De Sliert in de tegenaanval
Dit verhaal verscheen voor het eerst in 1975-1976 in Spirou (nummers 1965-1972).[1] Door het vele werk van Roba kwam het verhaal pas zes jaar na het verhaal De Sliert op zoek (gepubliceerd in het gelijknamige album) in Spirou. De Sliert in de tegenaanval is echter een vervolg op De Sliert op zoek, waardoor de uitgever dit laatste verhaal nogmaals in Spirou publiceerde voorafgaande op De Sliert in de tegenaanval.[2] Opmerkelijk: het boek dat de brug vormt tussen de twee verhalen, heeft in het tweede verhaal een andere kleur.
Het verhaal is getekend door Jean Roba en Jidéhem op een scenario van Maurice Tillieux. Jidéhems eigen personage Sophie is in de achtergrond te zien op plaat 22.
Verhaal
Leeswaarschuwing: Onderstaande tekst bevat details over de inhoud of de afloop van het verhaal.
James denkt dat het boek dat De Sliert in handen kreeg een waanbeeld is van de uitdrager. De kwestie wordt vergeten. Meneer Grijpgraag is intussen in de weer om het boek te doorgronden. Hij komt de schat op het spoor en ontdekt dat die verborgen ligt op het terrein van De Sliert, waar hij al nare ervaringen beleefde (zie De Sliert wint veld!, waar hij Schobberd wordt genoemd). Hij schakelt de Kaaimannen in om de schat te halen. Terwijl Tannie de schat opgraaft, komt de chauffeur van Grijpgraag bij Archibald met het boek. Omdat hij slecht behandeld wordt door zijn baas, geeft hij het als wraak terug aan De Sliert. Eindelijk komt De Sliert te weten wat de schat inhoudt: een waardevolle parel. De chauffeur brengt in een zatte bui zijn meester op de hoogte van zijn daad. Zowel De Sliert als Grijpgraag haasten zich naar het veldje, waar Tannie een kistje heeft opgegraven. Hij gooit het naar Grijpgraag, maar die trapt in een val. Het kistje valt open en de schat, de kostbare parel, valt in een pot met uitjes op azijn.

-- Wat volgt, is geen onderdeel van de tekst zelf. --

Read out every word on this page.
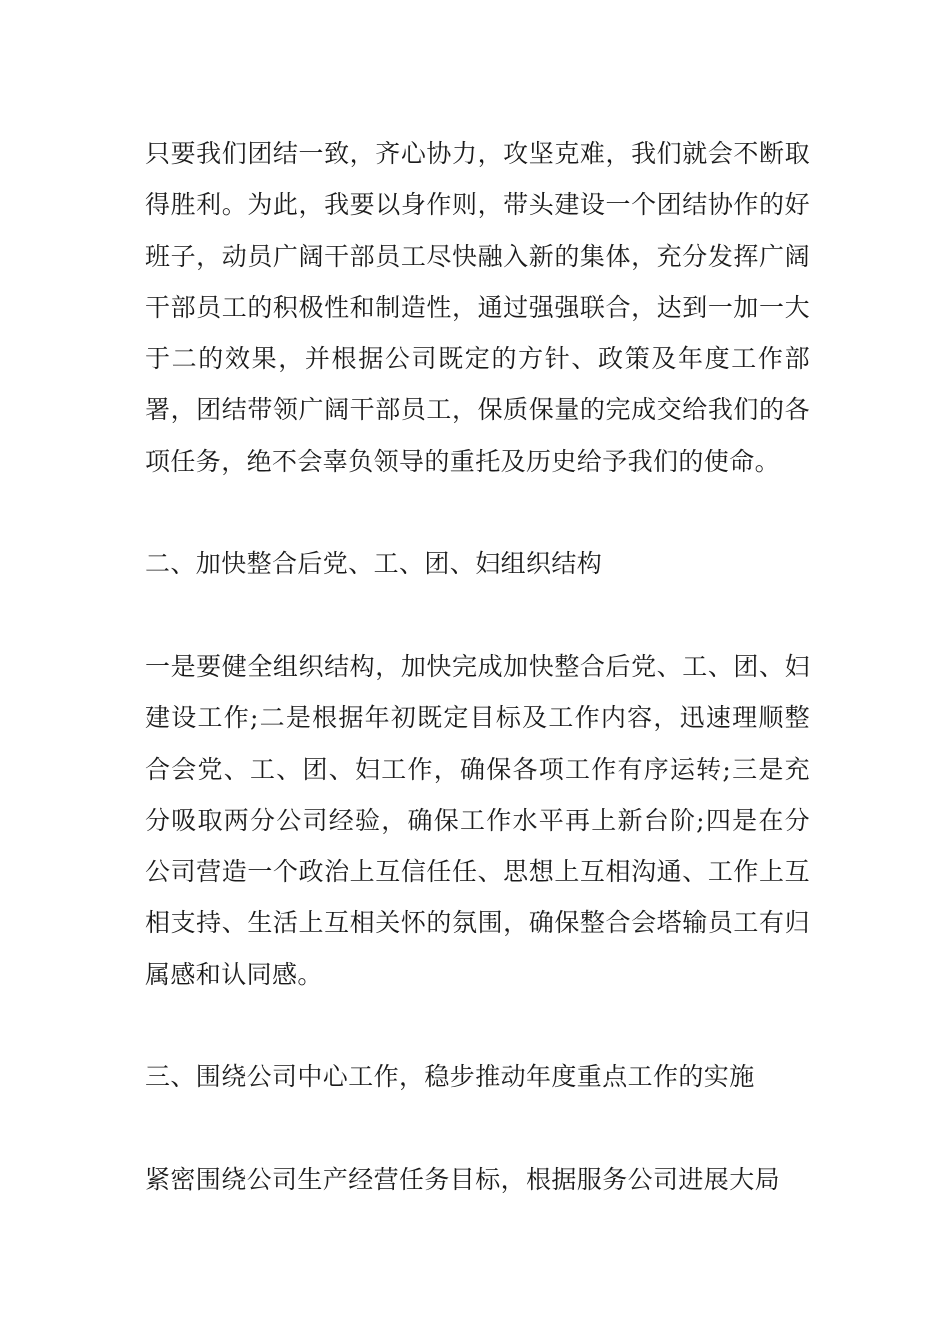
只要我们团结一致，齐心协力，攻坚克难，我们就会不断取得胜利。为此，我要以身作则，带头建设一个团结协作的好班子，动员广阔干部员工尽快融入新的集体，充分发挥广阔干部员工的积极性和制造性，通过强强联合，达到一加一大于二的效果，并根据公司既定的方针、政策及年度工作部署，团结带领广阔干部员工，保质保量的完成交给我们的各项任务，绝不会辜负领导的重托及历史给予我们的使命。

二、加快整合后党、工、团、妇组织结构

一是要健全组织结构，加快完成加快整合后党、工、团、妇建设工作;二是根据年初既定目标及工作内容，迅速理顺整合会党、工、团、妇工作，确保各项工作有序运转;三是充分吸取两分公司经验，确保工作水平再上新台阶;四是在分公司营造一个政治上互信任任、思想上互相沟通、工作上互相支持、生活上互相关怀的氛围，确保整合会塔输员工有归属感和认同感。

三、围绕公司中心工作，稳步推动年度重点工作的实施

紧密围绕公司生产经营任务目标，根据服务公司进展大局
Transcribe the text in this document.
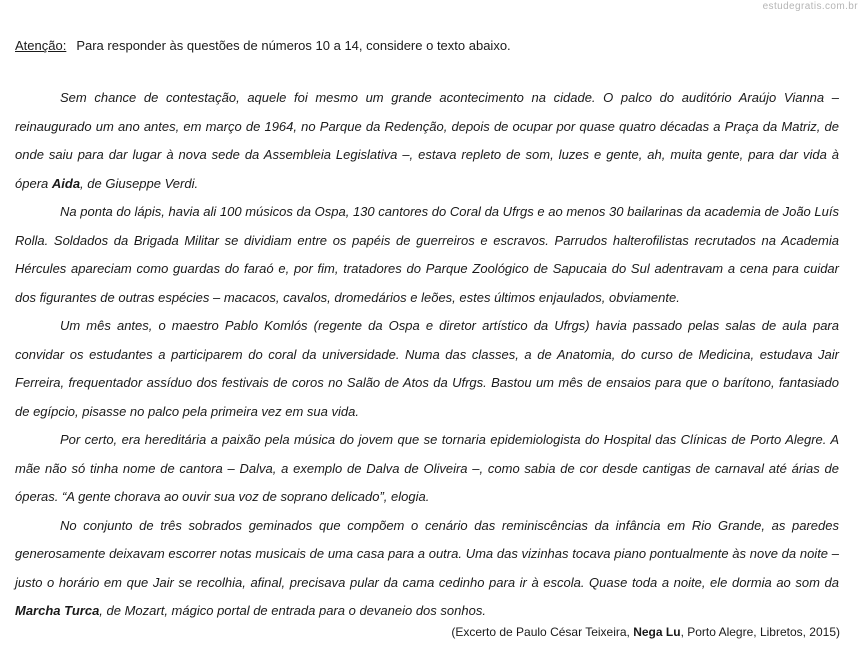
estudegratis.com.br
Atenção: Para responder às questões de números 10 a 14, considere o texto abaixo.

Sem chance de contestação, aquele foi mesmo um grande acontecimento na cidade. O palco do auditório Araújo Vianna – reinaugurado um ano antes, em março de 1964, no Parque da Redenção, depois de ocupar por quase quatro décadas a Praça da Matriz, de onde saiu para dar lugar à nova sede da Assembleia Legislativa –, estava repleto de som, luzes e gente, ah, muita gente, para dar vida à ópera Aida, de Giuseppe Verdi.

Na ponta do lápis, havia ali 100 músicos da Ospa, 130 cantores do Coral da Ufrgs e ao menos 30 bailarinas da academia de João Luís Rolla. Soldados da Brigada Militar se dividiam entre os papéis de guerreiros e escravos. Parrudos halterofilistas recrutados na Academia Hércules apareciam como guardas do faraó e, por fim, tratadores do Parque Zoológico de Sapucaia do Sul adentravam a cena para cuidar dos figurantes de outras espécies – macacos, cavalos, dromedários e leões, estes últimos enjaulados, obviamente.

Um mês antes, o maestro Pablo Komlós (regente da Ospa e diretor artístico da Ufrgs) havia passado pelas salas de aula para convidar os estudantes a participarem do coral da universidade. Numa das classes, a de Anatomia, do curso de Medicina, estudava Jair Ferreira, frequentador assíduo dos festivais de coros no Salão de Atos da Ufrgs. Bastou um mês de ensaios para que o barítono, fantasiado de egípcio, pisasse no palco pela primeira vez em sua vida.

Por certo, era hereditária a paixão pela música do jovem que se tornaria epidemiologista do Hospital das Clínicas de Porto Alegre. A mãe não só tinha nome de cantora – Dalva, a exemplo de Dalva de Oliveira –, como sabia de cor desde cantigas de carnaval até árias de óperas. “A gente chorava ao ouvir sua voz de soprano delicado”, elogia.

No conjunto de três sobrados geminados que compõem o cenário das reminiscências da infância em Rio Grande, as paredes generosamente deixavam escorrer notas musicais de uma casa para a outra. Uma das vizinhas tocava piano pontualmente às nove da noite – justo o horário em que Jair se recolhia, afinal, precisava pular da cama cedinho para ir à escola. Quase toda a noite, ele dormia ao som da Marcha Turca, de Mozart, mágico portal de entrada para o devaneio dos sonhos.

(Excerto de Paulo César Teixeira, Nega Lu, Porto Alegre, Libretos, 2015)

De parel lost in het zure goedje op. Grijpgraag is triest, maar De Sliert laat het niet aan het hart komen.
De Sliert te water
Dit verhaal verscheen voor het eerst in 1964-1965 in Spirou (nummers 1391-1398).[1] Het is getekend en geschreven door Jean Roba.
Verhaal
Leeswaarschuwing: Onderstaande tekst bevat details over de inhoud of de afloop van het verhaal.
De Kaaimannen verpesten een bootjeswedstrijd van De Sliert. Tijdens het gevecht dat daarop volgt, stoot een man tegen Kaaiman Fons aan. Net daarvoor gooide hij een pakje in de vijver van het park. De man wordt dankzij deze val geklist door de politie. De Sliert en de Kaaimannen komen te weten dat het een dief is, hij stal voorwerpen uit auto's. De Sliert en de Kaaimannen willen het voorwerp uit de vijver halen; de eerste groep wil het aan de politie geven, de tweede hoopt er waardevollen dingen in te vinden. De Kaaimannen zijn De Sliert te vlug af. De Sliert probeert het pakje terug te krijgen, maar slaagt niet. James komt echter met de mededeling dat het pakje een gevaarlijke microbe bevat. Archibald probeert de Kaaimannen nog te waarschuwen, maar teleurgesteld over de inhoud van het pakje gooien ze alles op de grond. Ze worden ziek en belanden in het ziekenhuis. De Sliert kan zijn bootjeswedstrijd nu ongestoord houden.
Bronnen
Referenties
- ↑ a b (fr) La Ribambelle. BD oubliées. Gearchiveerd op 16 september 2011. Geraadpleegd op 5 juni 2011.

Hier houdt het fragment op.